MMI Research 22

Trade and Intermodal Transportation in Quadrangle Economic Zone

by Ms. Sumalee Sukdanont in 1998 *(The Full Text view in Thai Language only)*


            The present study was undertaken to assess the present situation pertaining to the trade among the four countries of the Economic Quadrangle : e.g. China (southern part), Laos Peoples Democratic Republic, Myanmar and Thailand. Trade routes currently used were identified. The study was based on trade data collected at border crossings and subjective interviews of traders, exporters and importers and provincial trade councils in Thailand.
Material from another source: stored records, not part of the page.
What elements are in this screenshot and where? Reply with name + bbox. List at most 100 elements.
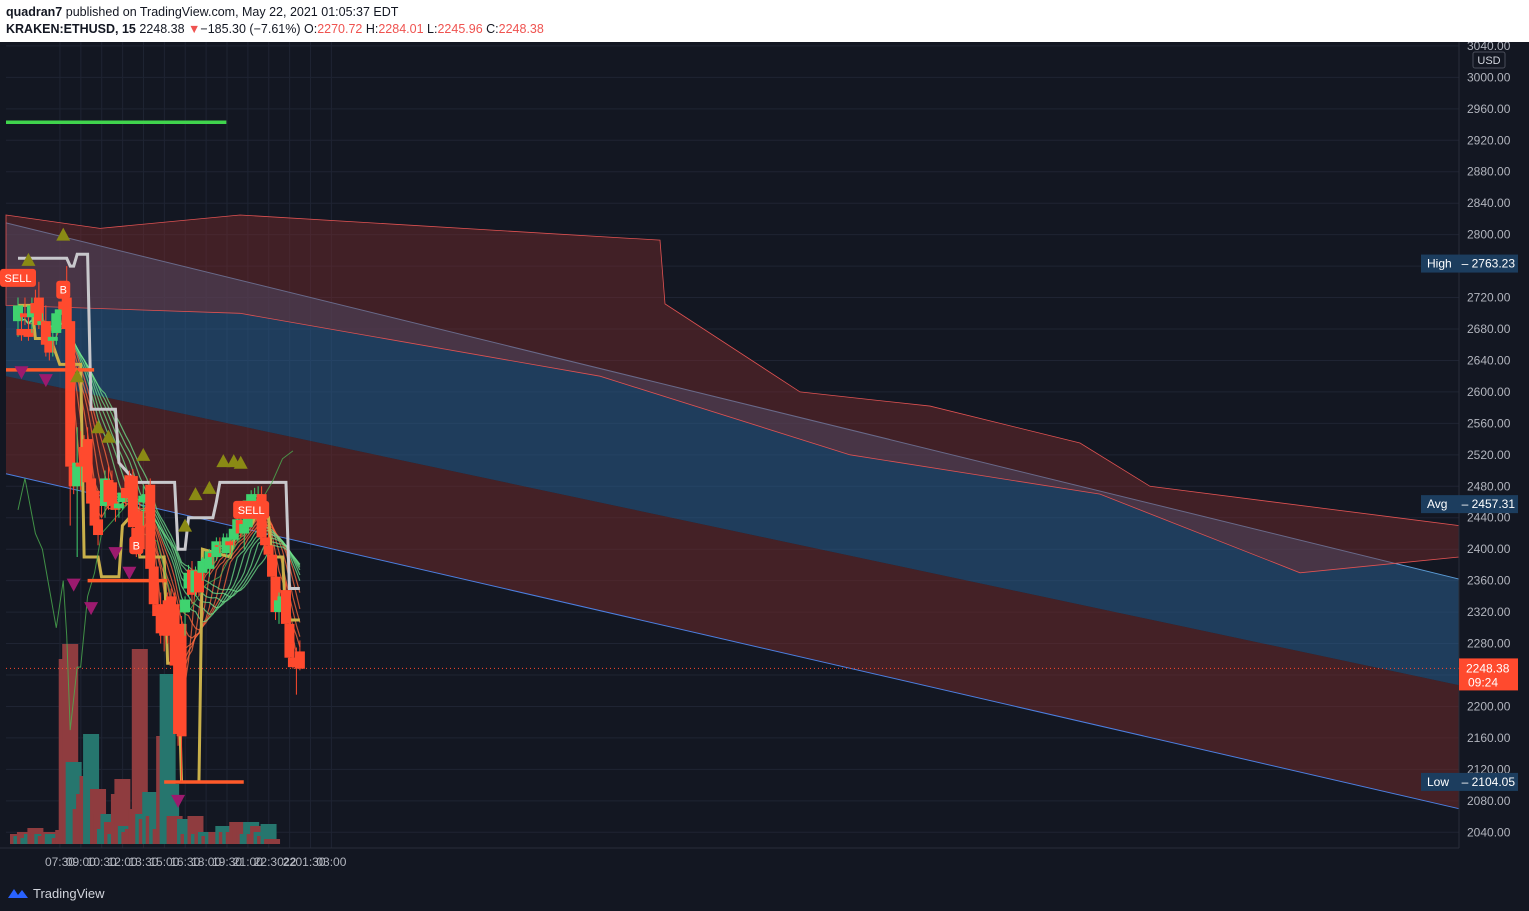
up-triangle-icon [101, 429, 116, 443]
base-line-white [18, 252, 300, 591]
high-label: H: [365, 22, 379, 36]
time-tick-label: 09:00 [66, 855, 96, 869]
time-tick-label: 12:00 [108, 855, 138, 869]
price-tick-label: 2480.00 [1467, 479, 1511, 493]
candle-body [13, 305, 23, 322]
currency-label: USD [1477, 55, 1500, 67]
symbol-info: KRAKEN:ETHUSD, 15 2248.38 ▼−185.30 (−7.6… [6, 22, 544, 36]
channel-lower-fill [6, 376, 1459, 809]
candle-body [82, 439, 93, 483]
down-triangle-icon [171, 794, 186, 808]
price-labels: High – 2763.23 Avg – 2457.31 Low – 2104.05 224… [1421, 254, 1518, 791]
up-triangle-icon [216, 454, 231, 468]
candle-body [228, 528, 239, 540]
price-tick-label: 2440.00 [1467, 511, 1511, 525]
candle-body [113, 503, 124, 509]
candle-body [40, 321, 51, 345]
candle-body [180, 599, 191, 613]
candle-body [197, 560, 208, 573]
candle-body [127, 476, 138, 528]
channel-top-line [5, 222, 1460, 580]
price-tick-label: 2160.00 [1467, 731, 1511, 745]
time-tick-label: 13:30 [128, 855, 158, 869]
change-arrow-icon: ▼ [188, 22, 201, 36]
candle-body [155, 604, 166, 634]
high-tag [1421, 254, 1518, 273]
chart-header: quadran7 published on TradingView.com, M… [0, 0, 1529, 42]
candle-body [145, 484, 156, 569]
down-triangle-icon [84, 602, 99, 616]
high-tag-label: High [1427, 257, 1452, 271]
up-triangle-icon [91, 420, 106, 434]
price-change: −185.30 (−7.61%) [200, 22, 301, 36]
price-chart[interactable]: SELL B B SELL 3040.00 3000.00 2960.00 2920.00 2… [0, 42, 1529, 876]
price-tick-label: 2640.00 [1467, 353, 1511, 367]
candle-body [270, 576, 281, 613]
candle-body [284, 623, 295, 658]
down-triangle-icon [108, 547, 123, 561]
high-value: 2284.01 [378, 22, 424, 36]
last-price-tag-value: 2248.38 [1466, 661, 1510, 675]
up-triangle-icon [136, 447, 151, 461]
low-tag [1421, 772, 1518, 791]
price-tick-label: 2280.00 [1467, 637, 1511, 651]
close-value: 2248.38 [498, 22, 544, 36]
price-tick-label: 2560.00 [1467, 416, 1511, 430]
candle-body [65, 321, 76, 467]
brand-name[interactable]: TradingView [33, 886, 105, 901]
time-tick-label: 03:00 [316, 855, 346, 869]
time-tick-label: 18:00 [191, 855, 221, 869]
down-triangle-icon [38, 374, 53, 388]
price-tick-label: 2040.00 [1467, 825, 1511, 839]
time-tick-label: 22 [283, 855, 297, 869]
price-tick-label: 2960.00 [1467, 102, 1511, 116]
price-axis[interactable]: 3040.00 3000.00 2960.00 2920.00 2880.00 2840.… [1458, 42, 1511, 848]
candle-body [106, 482, 117, 506]
price-tick-label: 2880.00 [1467, 165, 1511, 179]
price-tick-label: 2680.00 [1467, 322, 1511, 336]
price-tick-label: 2200.00 [1467, 699, 1511, 713]
up-triangle-icon [233, 455, 248, 469]
avg-tag-label: Avg [1427, 497, 1447, 511]
candle-body [16, 329, 27, 336]
signal-box [233, 500, 270, 519]
avg-tag [1421, 495, 1518, 514]
volume-bars [10, 644, 281, 844]
price-tick-label: 2360.00 [1467, 574, 1511, 588]
time-tick-label: 16:30 [170, 855, 200, 869]
candle-body [274, 600, 284, 613]
time-axis[interactable]: 07:3009:0010:3012:0013:3015:0016:3018:00… [0, 847, 1459, 869]
up-triangle-icon [202, 480, 217, 494]
last-price: 2248.38 [139, 22, 185, 36]
candle-body [75, 462, 86, 467]
time-tick-label: 19:30 [212, 855, 242, 869]
candle-body [93, 519, 104, 536]
price-tick-label: 2080.00 [1467, 794, 1511, 808]
price-tick-label: 2520.00 [1467, 448, 1511, 462]
candle-body [225, 541, 236, 546]
high-tag-value: – 2763.23 [1462, 257, 1516, 271]
up-triangle-icon [188, 487, 203, 501]
low-value: 2245.96 [437, 22, 483, 36]
candle-body [23, 329, 34, 337]
candle-body [204, 551, 215, 569]
candle-body [211, 541, 222, 558]
publish-info: quadran7 published on TradingView.com, M… [6, 5, 398, 19]
author-name[interactable]: quadran7 [6, 5, 63, 19]
last-price-tag [1459, 658, 1518, 691]
tradingview-logo-icon [8, 889, 28, 898]
candle-body [51, 313, 62, 333]
down-triangle-icon [122, 566, 137, 580]
signal-label: SELL [5, 273, 32, 285]
footer: TradingView [0, 876, 1529, 911]
candle-body [267, 554, 278, 577]
candle-body [249, 495, 260, 498]
time-tick-label: 10:30 [87, 855, 117, 869]
candle-body [169, 604, 180, 666]
candle-body [54, 309, 65, 315]
candle-body [193, 571, 204, 593]
candle-body [33, 297, 44, 326]
price-tick-label: 2840.00 [1467, 196, 1511, 210]
candle-body [148, 566, 159, 605]
time-tick-label: 07:30 [45, 855, 75, 869]
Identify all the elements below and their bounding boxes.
Transport study was extensively conducted in Laos PDR and Laos-Thai border area, with the views of gate-way, trade facilitation, future migration of industries to area where labour costs are more competitive.
            The trend of Thai trade with the three countries has been on the increase: total trade reached in 2538 BE 117,794 million baht; Thai-China trade leading with 93,054 million baht followed by Thai-Myanmar and Thai-Laos at 14,170 and 10,570 million baht repectively. The proportion of total trade are 79:12:9. Thai majore exports to China were para-rubber, cane sugar, rice, fresh and frozen aqatic food, computers and computer components. Thai exports to Myanmar and Laos PDR mostly comprised industrial products: motor cycles and components, cloth, steel and steel products.
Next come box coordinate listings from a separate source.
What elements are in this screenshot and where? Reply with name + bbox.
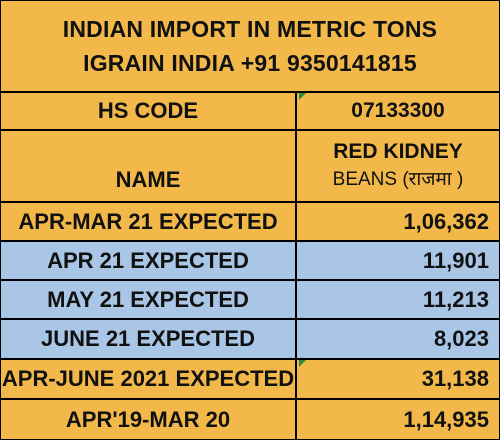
- table-row: APR-MAR 21 EXPECTED 1,06,362: [1, 203, 499, 242]
- hs-code-row: HS CODE 07133300: [1, 93, 499, 131]
- table-subtitle: IGRAIN INDIA +91 9350141815: [83, 50, 417, 76]
- row-value: 11,901: [422, 247, 489, 273]
- table-header: INDIAN IMPORT IN METRIC TONS IGRAIN INDI…: [1, 1, 499, 93]
- product-name-line-2: BEANS (राजमा ): [332, 169, 464, 190]
- table-row: JUNE 21 EXPECTED 8,023: [1, 320, 499, 360]
- row-label: JUNE 21 EXPECTED: [1, 320, 297, 358]
- hs-code-value: 07133300: [351, 99, 445, 122]
- table-row: APR'19-MAR 20 1,14,935: [1, 400, 499, 439]
- hs-code-label: HS CODE: [1, 93, 297, 129]
- cell-comment-marker-icon: [299, 93, 306, 100]
- row-label: APR 21 EXPECTED: [1, 242, 297, 279]
- row-label: MAY 21 EXPECTED: [1, 281, 297, 318]
- table-row: APR-JUNE 2021 EXPECTED 31,138: [1, 360, 499, 400]
- table-title: INDIAN IMPORT IN METRIC TONS: [62, 16, 438, 42]
- row-value: 1,06,362: [403, 208, 489, 234]
- name-label: NAME: [1, 131, 297, 201]
- name-row: NAME RED KIDNEY BEANS (राजमा ): [1, 131, 499, 203]
- cell-comment-marker-icon: [299, 360, 306, 367]
- row-label: APR-JUNE 2021 EXPECTED: [1, 360, 297, 398]
- row-value: 11,213: [422, 286, 489, 312]
- row-label: APR-MAR 21 EXPECTED: [1, 203, 297, 240]
- row-value: 1,14,935: [403, 406, 489, 432]
- row-value: 8,023: [433, 326, 489, 351]
- product-name: RED KIDNEY BEANS (राजमा ): [297, 131, 499, 201]
- table-row: APR 21 EXPECTED 11,901: [1, 242, 499, 281]
- row-value: 31,138: [421, 366, 489, 391]
- table-row: MAY 21 EXPECTED 11,213: [1, 281, 499, 320]
- product-name-line-1: RED KIDNEY: [333, 140, 463, 163]
- row-label: APR'19-MAR 20: [1, 400, 297, 439]
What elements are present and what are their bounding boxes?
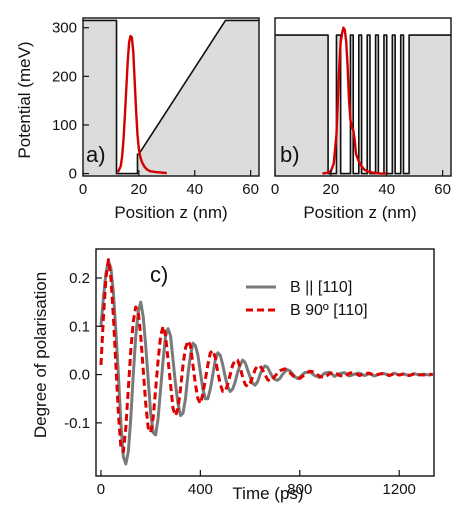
panel-b-xlabel: Position z (nm): [303, 203, 416, 222]
panel-b-xtick-label-0: 0: [271, 181, 279, 198]
panel-c-series-2-line: [99, 258, 433, 454]
panel-a-ytick-label-2: 200: [52, 68, 77, 85]
panel-c-ytick-label-0: -0.1: [64, 415, 90, 432]
panel-a: 0 20 40 60 0 100 200 300 Potential (meV) Positi…: [15, 17, 260, 222]
panel-c-letter: c): [150, 262, 168, 287]
panel-c-xtick-label-0: 0: [97, 481, 105, 498]
panel-a-xtick-label-2: 40: [186, 181, 203, 198]
panel-a-xtick-label-3: 60: [242, 181, 259, 198]
panel-c-ytick-label-2: 0.1: [69, 318, 90, 335]
panel-b-plot-area: 0 20 40 60: [271, 17, 452, 198]
panel-c: 0 400 800 1200 -0.1 0.0 0.1 0.2 Degree of polar…: [31, 248, 435, 503]
panel-b-frame: [274, 17, 452, 177]
panel-b-series-2-line: [322, 26, 387, 175]
panel-c-xlabel: Time (ps): [232, 484, 303, 503]
panel-c-xtick-label-1: 400: [188, 481, 213, 498]
panel-a-xtick-label-0: 0: [79, 181, 87, 198]
panel-b-xtick-label-2: 40: [378, 181, 395, 198]
panel-a-xtick-label-1: 20: [131, 181, 148, 198]
panel-a-xlabel: Position z (nm): [114, 203, 227, 222]
legend-label-series-2: B 90º [110]: [290, 302, 368, 319]
panel-a-plot-area: 0 20 40 60 0 100 200 300: [52, 17, 260, 198]
panel-c-xtick-label-3: 1200: [383, 481, 416, 498]
panel-a-ytick-label-3: 300: [52, 20, 77, 37]
panel-a-series-1-line: [83, 19, 259, 175]
panel-a-ylabel: Potential (meV): [15, 41, 34, 158]
panel-c-series-1-line: [99, 259, 433, 466]
legend: B || [110] B 90º [110]: [246, 279, 368, 319]
panel-a-letter: a): [86, 142, 106, 167]
panel-b: 0 20 40 60 Position z (nm) b): [271, 17, 452, 222]
panel-a-barrier-fill: [83, 20, 259, 176]
panel-b-letter: b): [280, 142, 300, 167]
panel-c-frame: [95, 248, 435, 477]
panel-c-plot-area: 0 400 800 1200 -0.1 0.0 0.1 0.2: [64, 248, 435, 498]
legend-label-series-1: B || [110]: [290, 279, 352, 296]
panel-b-xtick-label-3: 60: [434, 181, 451, 198]
panel-a-series-2-line: [116, 34, 167, 175]
panel-c-ytick-label-3: 0.2: [69, 270, 90, 287]
panel-c-xtick-label-2: 800: [287, 481, 312, 498]
panel-b-barrier-fill: [275, 35, 451, 176]
panel-a-frame: [82, 17, 260, 177]
panel-b-xtick-label-1: 20: [323, 181, 340, 198]
panel-c-ylabel: Degree of polarisation: [31, 272, 50, 438]
panel-c-ytick-label-1: 0.0: [69, 367, 90, 384]
panel-a-ytick-label-1: 100: [52, 117, 77, 134]
panel-a-ytick-label-0: 0: [69, 166, 77, 183]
            Border trade, in the same period, amounted to a total of 16,932 million baht. The Thai trade with Unnan (with no common border), Myanmar and Laos PDR stood at 743, 5,905 and 10,284 million baht. Thai-China trade mostly still was conducted by South China-sea, with chinese coastal and international ports thanks to the lack of bilateral agreements for through cargo-traffics with Myanmar and Laos PDR. Two-way trade via Mekong river in the north-south directions were minimal as natural obstacles constituting navigational hazards were not yet overcome, besides the navigation treaty in this international water has yet to be signed by the member governments.
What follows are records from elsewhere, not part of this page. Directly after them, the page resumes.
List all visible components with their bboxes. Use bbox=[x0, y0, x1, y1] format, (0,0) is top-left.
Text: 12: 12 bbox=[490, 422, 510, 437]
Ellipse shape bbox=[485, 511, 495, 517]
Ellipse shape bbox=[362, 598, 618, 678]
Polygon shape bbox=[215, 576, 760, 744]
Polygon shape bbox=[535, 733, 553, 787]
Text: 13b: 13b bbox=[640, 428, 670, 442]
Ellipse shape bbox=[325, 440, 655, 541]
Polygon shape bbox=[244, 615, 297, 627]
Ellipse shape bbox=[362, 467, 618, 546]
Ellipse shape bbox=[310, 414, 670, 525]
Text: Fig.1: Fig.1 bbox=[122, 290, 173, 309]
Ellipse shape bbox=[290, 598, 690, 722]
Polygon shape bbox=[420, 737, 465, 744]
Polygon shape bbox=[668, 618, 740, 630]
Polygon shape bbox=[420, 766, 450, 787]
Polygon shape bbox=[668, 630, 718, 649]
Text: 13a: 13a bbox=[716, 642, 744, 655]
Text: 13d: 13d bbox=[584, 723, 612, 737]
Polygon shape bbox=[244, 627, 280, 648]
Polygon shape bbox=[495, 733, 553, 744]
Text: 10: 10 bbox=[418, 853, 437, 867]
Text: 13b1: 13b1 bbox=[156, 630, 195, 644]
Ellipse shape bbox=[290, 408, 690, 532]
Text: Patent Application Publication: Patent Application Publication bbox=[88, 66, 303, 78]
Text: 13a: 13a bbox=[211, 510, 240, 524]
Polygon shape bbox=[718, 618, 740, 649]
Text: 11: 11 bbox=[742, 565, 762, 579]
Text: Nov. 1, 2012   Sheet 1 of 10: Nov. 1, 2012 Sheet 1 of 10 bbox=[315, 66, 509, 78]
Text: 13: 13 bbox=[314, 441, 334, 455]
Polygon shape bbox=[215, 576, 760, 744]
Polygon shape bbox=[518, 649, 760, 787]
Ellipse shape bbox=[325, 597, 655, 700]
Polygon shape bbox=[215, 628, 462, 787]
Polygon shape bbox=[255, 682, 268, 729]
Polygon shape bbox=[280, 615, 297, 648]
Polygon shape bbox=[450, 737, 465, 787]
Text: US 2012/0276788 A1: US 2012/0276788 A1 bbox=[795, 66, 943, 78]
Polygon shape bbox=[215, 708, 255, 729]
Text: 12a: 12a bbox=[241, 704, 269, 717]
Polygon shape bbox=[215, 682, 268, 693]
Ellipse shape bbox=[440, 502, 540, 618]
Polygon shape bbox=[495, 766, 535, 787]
            Field trips indicated the lack of readiness of arterial roads in Laos PDR, especially the highways No. 13, No. 1 and No. 2 in northern part of the country were in need of rehabilitation as these were built since late 60s and early 70s. It was doubtful that the present economic conditions would permit Laos PDR to maintain these major highways once rehabilitated by international funds as there are no mechanism in situ to collect tolls or indeed any incomes derived from through-trade which can be channeled into maintenance budgets. However, trade-route through Laos PDG will have to be evaluated in the light of other alternatives e.g. Yunnan-Myanmar-Bay of Bengal, Yunnan-Kuangsi ports and Yunnan-Haiphong/kuangnin ports in Vietnam.